Granted, you’re much more likely to see them rubbing their noses on camera. The coiffed and manicured newsman of Hansen’s era, sporting a blazer and quipping in perfect sound bites, is now an anachronism. Today’s political influencers have more of Josh and Tanya in them; they grew up assuming the On Air sign was always lit up red. They got drunk and embarrassed themselves with the camera on. They shot their antics with phones and didn’t worry about lighting or acoustics or makeup. This is the new aesthetic. It’s edgier than network TV, less scripted than 2000s-era Reality TV, but beneath the surface it’s the exact same thing: tabloid entertainment dressed up as advocacy journalism, or worse — as democracy.

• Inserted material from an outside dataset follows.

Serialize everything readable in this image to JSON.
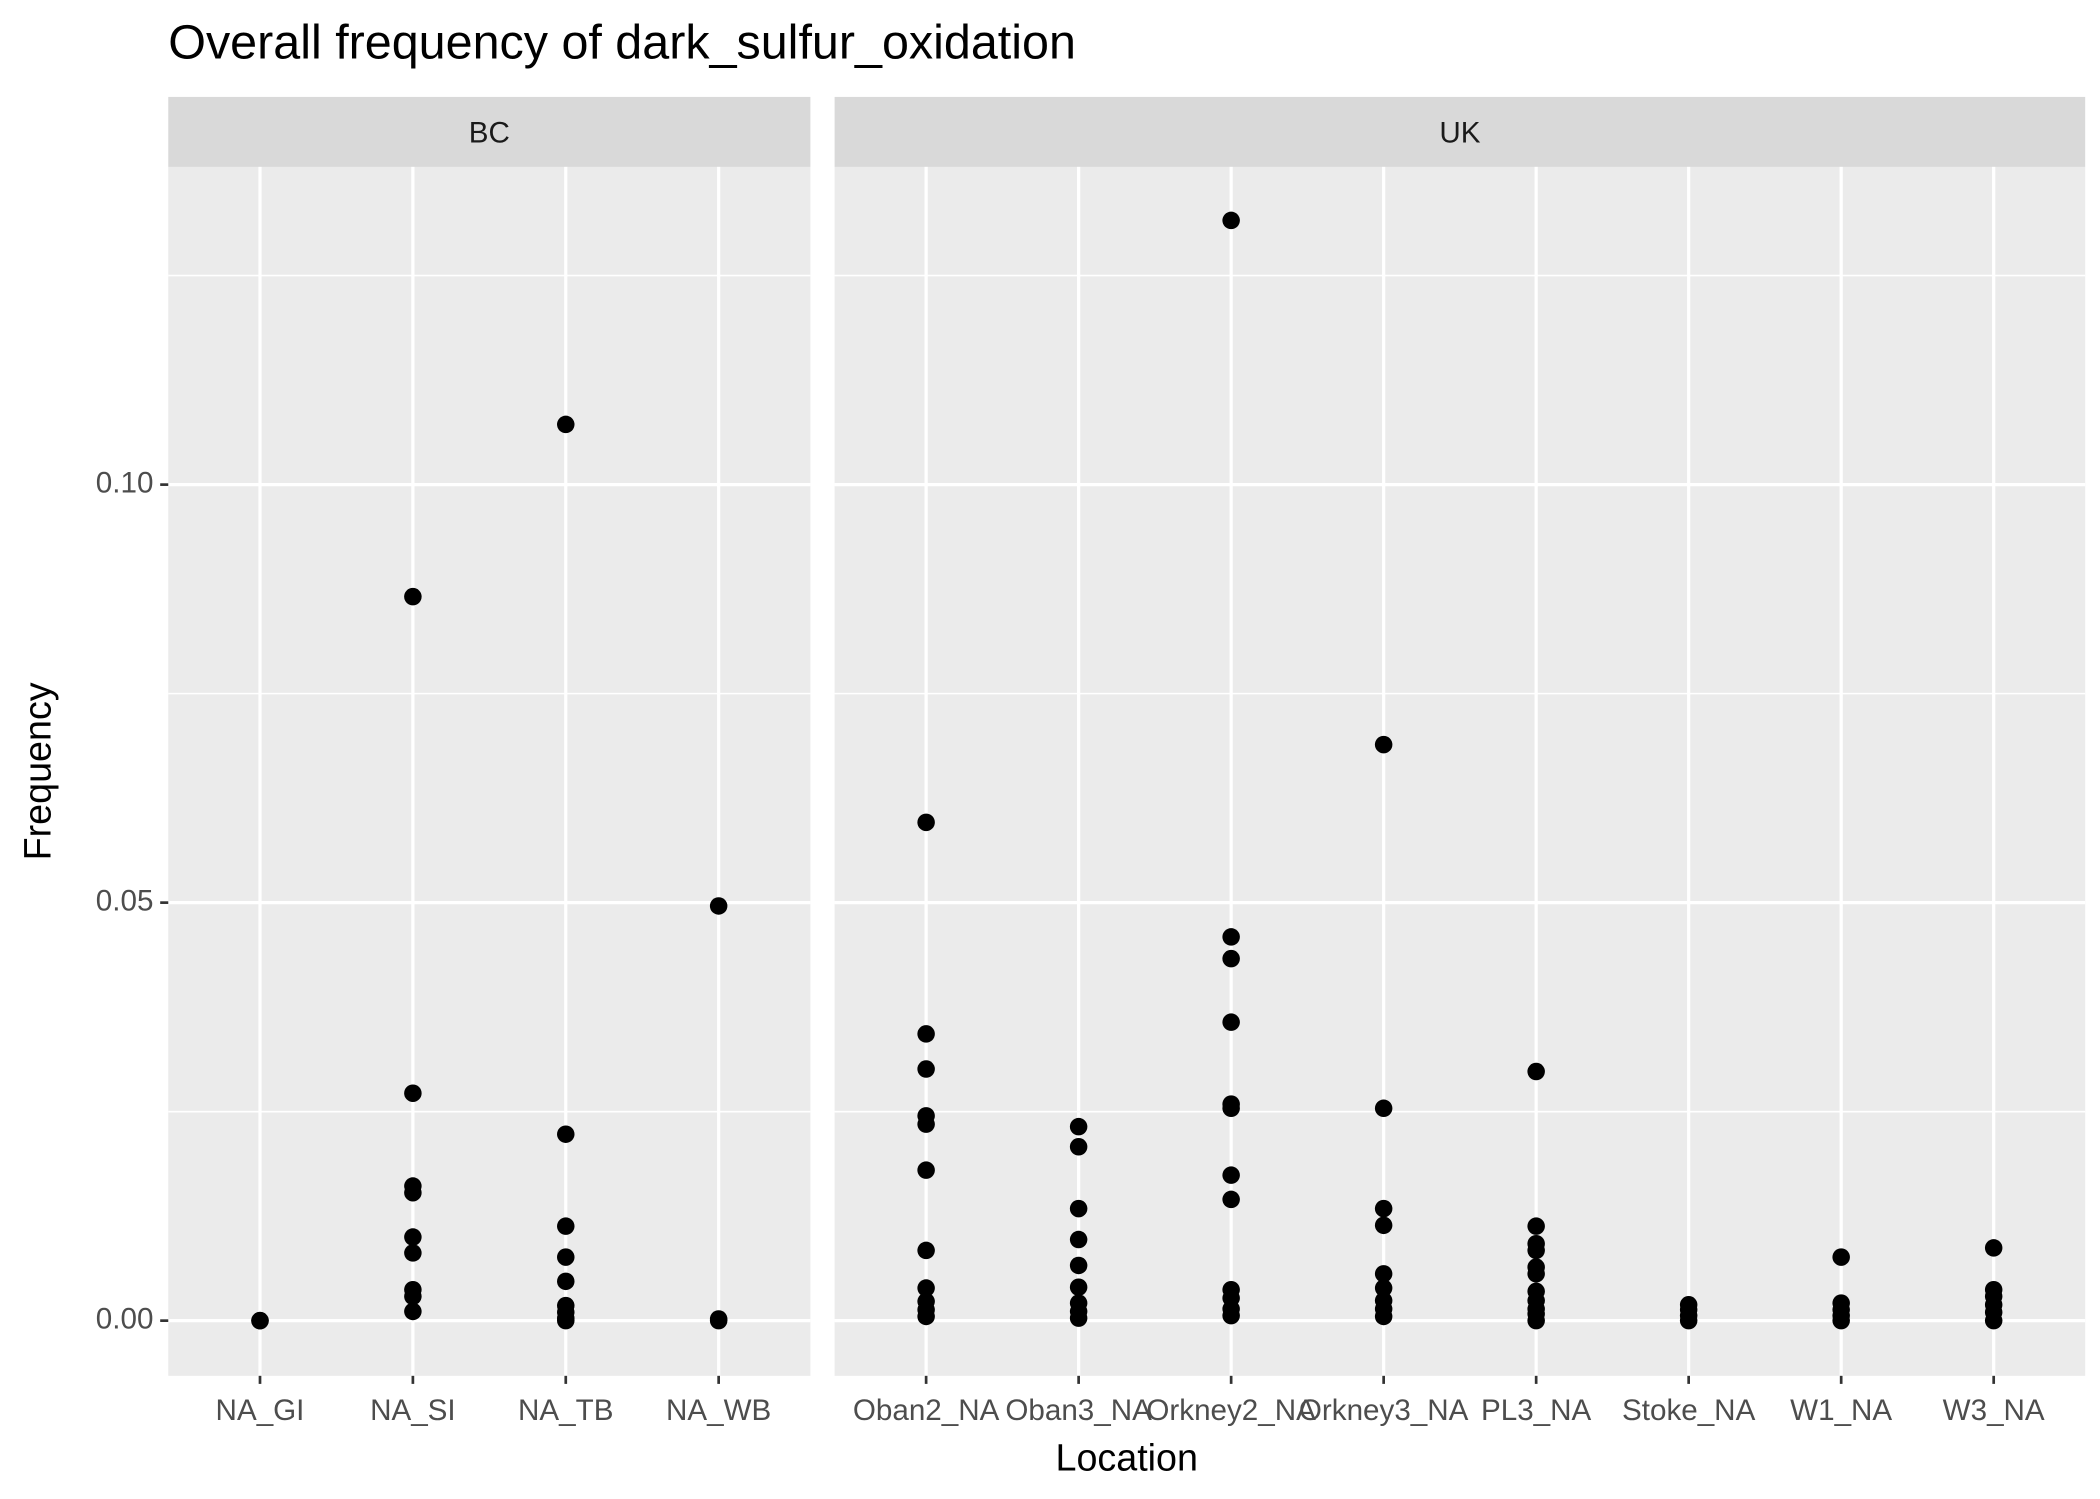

Many of us have celebrated the slow demise of network news, the monstrosity that brought us Chris Hansen in the first place. We had good reason to. But we should be cautious about embracing what has come to replace it. It’s not just in politics; it’s in everything. The respectable, airbrushed, lowest-common-denominator reality that was once curated for us by professional gatekeepers between blocks of advertisements for multinational corporations is now dirtier, less polished, more grassroots. It has all the trappings of being “real.” But it’s an industry, too. It’s populated by the same needy personalities endlessly seeking public attention and affirmation to fill the gaping cavities in their self-esteem. Its gatekeepers are every bit as jealous as the ones they replaced, only instead of searching for the bland middle on behalf of mass advertisers, they seek out the hysterically polarized edges on behalf of targeted advertisers. Their irreverent rawness is every bit as mediated as Chris Hansen’s dignified poise was. They’re products of the same machine, only the machine’s firmware has been updated.